What makes the difference between a passing and failing checklist
Three details EHOs notice immediately:
- The same handwriting / pen colour every day — one person filling in the whole week, retroactively, on Friday afternoon. Inspector spots this in 30 seconds.
- No corrective actions, ever — checklists with 100% green ticks for three months running. Real kitchens have hiccups; missing them in the records means either nothing happens (not credible) or things happen and don't get logged (worse).
- Generic checklist that doesn't match the kitchen — if your checklist says "check the rotisserie temperature" and you haven't owned a rotisserie since 2024, you're not actually using the document.
Linking checklists to the wider food safety system
Opening and closing checklists are the operating layer of your wider HACCP plan. They're how the controls in your plan get monitored on a daily, person-by-person basis. A clean and consistent checklist record is the strongest argument you'll make for the confidence-in-management pillar of your hygiene rating.
Cleaning sign-offs at opening and closing should reference the deeper cleaning schedule — the schedule is what you do, the checklist is what you confirm got done.
Build your own template with the free opening & closing checklist builder — pick a cafe / takeaway / bakery starter and customise.
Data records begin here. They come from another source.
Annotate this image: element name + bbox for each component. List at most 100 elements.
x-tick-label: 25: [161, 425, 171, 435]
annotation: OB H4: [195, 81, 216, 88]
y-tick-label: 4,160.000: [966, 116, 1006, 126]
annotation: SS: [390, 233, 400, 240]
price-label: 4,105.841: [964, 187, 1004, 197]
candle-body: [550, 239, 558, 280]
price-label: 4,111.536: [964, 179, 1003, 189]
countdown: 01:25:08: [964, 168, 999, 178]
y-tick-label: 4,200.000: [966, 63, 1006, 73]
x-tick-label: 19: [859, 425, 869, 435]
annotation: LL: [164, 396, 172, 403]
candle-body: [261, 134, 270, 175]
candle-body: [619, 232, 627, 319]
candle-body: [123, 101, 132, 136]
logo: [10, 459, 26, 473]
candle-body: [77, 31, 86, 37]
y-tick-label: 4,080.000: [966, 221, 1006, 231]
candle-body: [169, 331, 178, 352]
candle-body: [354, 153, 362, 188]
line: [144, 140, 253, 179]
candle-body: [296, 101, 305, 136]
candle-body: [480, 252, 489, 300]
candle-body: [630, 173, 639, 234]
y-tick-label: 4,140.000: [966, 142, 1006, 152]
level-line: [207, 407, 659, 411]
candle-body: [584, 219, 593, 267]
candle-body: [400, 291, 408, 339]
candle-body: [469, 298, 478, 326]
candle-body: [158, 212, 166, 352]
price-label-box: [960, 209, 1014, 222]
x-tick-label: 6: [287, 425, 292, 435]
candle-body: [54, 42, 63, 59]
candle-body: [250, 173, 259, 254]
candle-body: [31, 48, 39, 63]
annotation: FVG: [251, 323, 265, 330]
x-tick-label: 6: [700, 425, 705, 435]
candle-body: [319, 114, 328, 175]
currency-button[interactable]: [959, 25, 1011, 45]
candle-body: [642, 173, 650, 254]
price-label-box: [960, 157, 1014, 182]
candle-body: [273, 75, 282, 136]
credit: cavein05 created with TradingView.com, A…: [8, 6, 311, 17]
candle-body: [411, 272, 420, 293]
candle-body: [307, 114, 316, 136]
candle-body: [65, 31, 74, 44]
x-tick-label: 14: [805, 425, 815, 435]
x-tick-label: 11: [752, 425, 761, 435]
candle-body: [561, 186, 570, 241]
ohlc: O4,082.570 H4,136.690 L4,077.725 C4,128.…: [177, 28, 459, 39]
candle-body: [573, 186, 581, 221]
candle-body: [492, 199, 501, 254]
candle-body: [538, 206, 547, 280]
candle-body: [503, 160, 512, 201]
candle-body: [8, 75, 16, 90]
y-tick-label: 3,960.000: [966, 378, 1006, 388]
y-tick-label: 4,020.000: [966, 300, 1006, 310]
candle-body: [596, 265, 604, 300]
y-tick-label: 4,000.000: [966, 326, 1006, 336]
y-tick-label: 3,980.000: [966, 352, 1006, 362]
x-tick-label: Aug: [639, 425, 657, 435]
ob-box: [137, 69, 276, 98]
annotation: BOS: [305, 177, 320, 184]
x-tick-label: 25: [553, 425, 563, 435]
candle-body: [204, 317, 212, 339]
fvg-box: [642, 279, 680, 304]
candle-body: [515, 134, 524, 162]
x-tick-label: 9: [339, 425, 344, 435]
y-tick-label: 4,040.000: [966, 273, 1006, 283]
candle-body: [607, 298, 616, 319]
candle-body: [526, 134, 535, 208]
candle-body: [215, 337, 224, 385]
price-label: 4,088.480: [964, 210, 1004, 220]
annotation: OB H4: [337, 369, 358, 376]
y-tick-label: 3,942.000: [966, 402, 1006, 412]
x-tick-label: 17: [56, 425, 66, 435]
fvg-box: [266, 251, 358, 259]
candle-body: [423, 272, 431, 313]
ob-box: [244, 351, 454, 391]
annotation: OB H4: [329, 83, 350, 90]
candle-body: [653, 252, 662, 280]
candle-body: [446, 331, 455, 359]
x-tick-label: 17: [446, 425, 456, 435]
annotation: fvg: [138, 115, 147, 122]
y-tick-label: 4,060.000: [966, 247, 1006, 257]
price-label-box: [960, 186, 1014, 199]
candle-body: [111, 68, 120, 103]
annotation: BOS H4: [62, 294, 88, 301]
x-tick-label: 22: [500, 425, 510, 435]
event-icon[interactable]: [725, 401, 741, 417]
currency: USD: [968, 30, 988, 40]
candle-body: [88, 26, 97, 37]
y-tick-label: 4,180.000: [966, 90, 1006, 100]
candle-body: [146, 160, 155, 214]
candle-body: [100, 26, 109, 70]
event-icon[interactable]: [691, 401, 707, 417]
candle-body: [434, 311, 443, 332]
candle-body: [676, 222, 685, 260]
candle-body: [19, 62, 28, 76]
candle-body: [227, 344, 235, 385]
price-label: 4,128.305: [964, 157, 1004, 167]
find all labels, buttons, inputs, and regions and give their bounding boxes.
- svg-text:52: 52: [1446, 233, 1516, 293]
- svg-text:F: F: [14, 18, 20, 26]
Common opening/closing checklist failures
- One paper sheet for the week, with one signature box per day — no granularity if multiple staff worked that day
- Checklist not visible from the relevant station (closing checklist hidden in the manager's office)
- Tasks too vague ("clean the kitchen") — not auditable
- Tasks that only the manager could do, on a checklist used by part-time staff
- No corrective action mechanism — just tick or don't tick
- Checklist hasn't been updated since you bought a new piece of equipment six months ago
A word on shift handover
The strongest argument for a working checklist isn't compliance — it's preventing the conversation that starts "the closer didn't…". A signed closing checklist is evidence; a signed opening checklist is the next-day verification. Together they form a proper handover between shifts. The EHO benefit is downstream of an actual operational benefit.
Checklist for a passing inspection
- Opening checklist covers temperature checks, hand-wash readiness, FIFO check, fitness-to-work, allergen access
- Closing checklist covers temperature checks, food storage, cleaning, equipment off, security
- Both checklists are signed by the person who did them, on the day they were done
- Multiple staff initials show real shift coverage, not one person filling everything in
- Corrective actions appear when something legitimately went wrong
- Checklists match the actual kitchen — equipment, stations, layout
One thing to do today
Stand at the front door of the cafe. Walk through your typical morning routine, writing down every check you'd want done before the first customer. That's your opening checklist starter. The free opening & closing checklist tool turns it into a printable A4 sheet with sign-off boxes; print it, stick it where the opener can see it, and from tomorrow start signing.